So far I have invested along with others who know what they are doing. It has mostly been third party investing. ( I have put money in with an associate that knows the real estate investors.) I have also studied a great deal with the goal of moving into real estate myself.
This is the obstacle that I am running into. I see what I think is a good deal, and call and ask for information on it. It has been my limited experience that sellers are never completely honest about the expenses, and/or don’t figure all of the expenses into their calculation ( I am looking at mostly multifamily ). Therefore, I don’t want to make an offer until I have all the details. By the time I am comfortable with what I want to offer, the deal is gone.
So the question is this. Are people buying without looking at the details, or should I be immediately getting it under contract and then negotiating changes in price as the truth comes out? How do you handle the issues that come up during due diligence if you have already offered a certain price?

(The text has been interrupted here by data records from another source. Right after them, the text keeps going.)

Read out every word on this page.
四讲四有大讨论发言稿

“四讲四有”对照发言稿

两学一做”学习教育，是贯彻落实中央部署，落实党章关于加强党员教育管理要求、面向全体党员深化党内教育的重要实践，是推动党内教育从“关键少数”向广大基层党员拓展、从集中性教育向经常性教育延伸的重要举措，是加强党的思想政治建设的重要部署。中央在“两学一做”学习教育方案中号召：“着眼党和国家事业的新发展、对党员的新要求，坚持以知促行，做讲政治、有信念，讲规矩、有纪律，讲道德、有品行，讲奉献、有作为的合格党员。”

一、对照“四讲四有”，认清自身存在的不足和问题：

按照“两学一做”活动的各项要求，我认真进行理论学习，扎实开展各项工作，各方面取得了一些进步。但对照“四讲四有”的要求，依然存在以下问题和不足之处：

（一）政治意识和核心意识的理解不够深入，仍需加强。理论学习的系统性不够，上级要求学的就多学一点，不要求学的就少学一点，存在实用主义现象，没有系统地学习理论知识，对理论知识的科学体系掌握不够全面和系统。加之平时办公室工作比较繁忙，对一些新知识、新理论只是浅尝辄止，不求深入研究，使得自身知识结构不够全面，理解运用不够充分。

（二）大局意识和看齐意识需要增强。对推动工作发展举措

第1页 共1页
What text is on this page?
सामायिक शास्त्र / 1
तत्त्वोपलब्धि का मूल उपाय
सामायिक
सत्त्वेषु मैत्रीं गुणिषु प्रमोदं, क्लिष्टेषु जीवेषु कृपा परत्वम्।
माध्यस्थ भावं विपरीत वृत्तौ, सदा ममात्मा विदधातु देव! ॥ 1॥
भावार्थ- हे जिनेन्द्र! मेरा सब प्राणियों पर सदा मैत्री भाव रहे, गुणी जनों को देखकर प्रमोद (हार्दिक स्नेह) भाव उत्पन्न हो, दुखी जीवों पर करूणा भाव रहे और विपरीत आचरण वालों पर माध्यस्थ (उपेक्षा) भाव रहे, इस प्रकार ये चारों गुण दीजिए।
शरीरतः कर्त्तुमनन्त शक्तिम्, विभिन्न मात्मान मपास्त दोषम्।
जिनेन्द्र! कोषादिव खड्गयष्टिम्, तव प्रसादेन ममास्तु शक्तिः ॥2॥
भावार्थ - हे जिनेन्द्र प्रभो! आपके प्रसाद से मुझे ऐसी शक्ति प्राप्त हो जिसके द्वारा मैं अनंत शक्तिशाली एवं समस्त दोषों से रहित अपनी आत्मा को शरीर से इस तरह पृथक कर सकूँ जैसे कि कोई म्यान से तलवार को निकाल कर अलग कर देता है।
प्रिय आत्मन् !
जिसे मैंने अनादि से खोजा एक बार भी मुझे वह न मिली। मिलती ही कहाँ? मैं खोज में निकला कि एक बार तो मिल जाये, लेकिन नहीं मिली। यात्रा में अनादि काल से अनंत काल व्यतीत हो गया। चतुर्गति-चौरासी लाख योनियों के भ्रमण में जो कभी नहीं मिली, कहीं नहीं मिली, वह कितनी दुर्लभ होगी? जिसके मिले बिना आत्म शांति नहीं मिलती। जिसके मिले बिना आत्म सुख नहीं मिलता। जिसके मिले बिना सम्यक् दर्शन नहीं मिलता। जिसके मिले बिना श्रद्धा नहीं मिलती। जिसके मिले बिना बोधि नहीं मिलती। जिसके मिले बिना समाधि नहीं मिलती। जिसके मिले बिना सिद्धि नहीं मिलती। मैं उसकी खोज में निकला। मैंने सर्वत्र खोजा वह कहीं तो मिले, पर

One solution that I thought of is to offer a price based on cap rate and then as the expense numbers come out during due diligence and change, then the price would change too?
I am new to this all. So having said that - know that I don’t know sh*t.
I would ask, how many times have you run into the scenario you describe? If it’s 2 or 3 times, well then, cut yourself some slack - you’re new to it like me.
If you’ve run into this problem 20 times in the past two months and have missed out on 10 potential good deals, don’t worry about it, more deals will come and when the time is right, you’re patience will pay off. And if the first deal isn’t a gem, don’t worry. Just don’t make any devastating mistakes that will put you in a situation without outs.
It is my understanding that once you’ve agreed on an offer, both parties are bound by that.
TIP: Try and set up a meeting with the seller (through the realtor if one is involved) and request to go over all basic financials.
And also in the contract, make it “subject to” the buyer (you) verifying all income and expense data. If the numbers don’t jive with what they provided when you made the offer - then you have some leverage.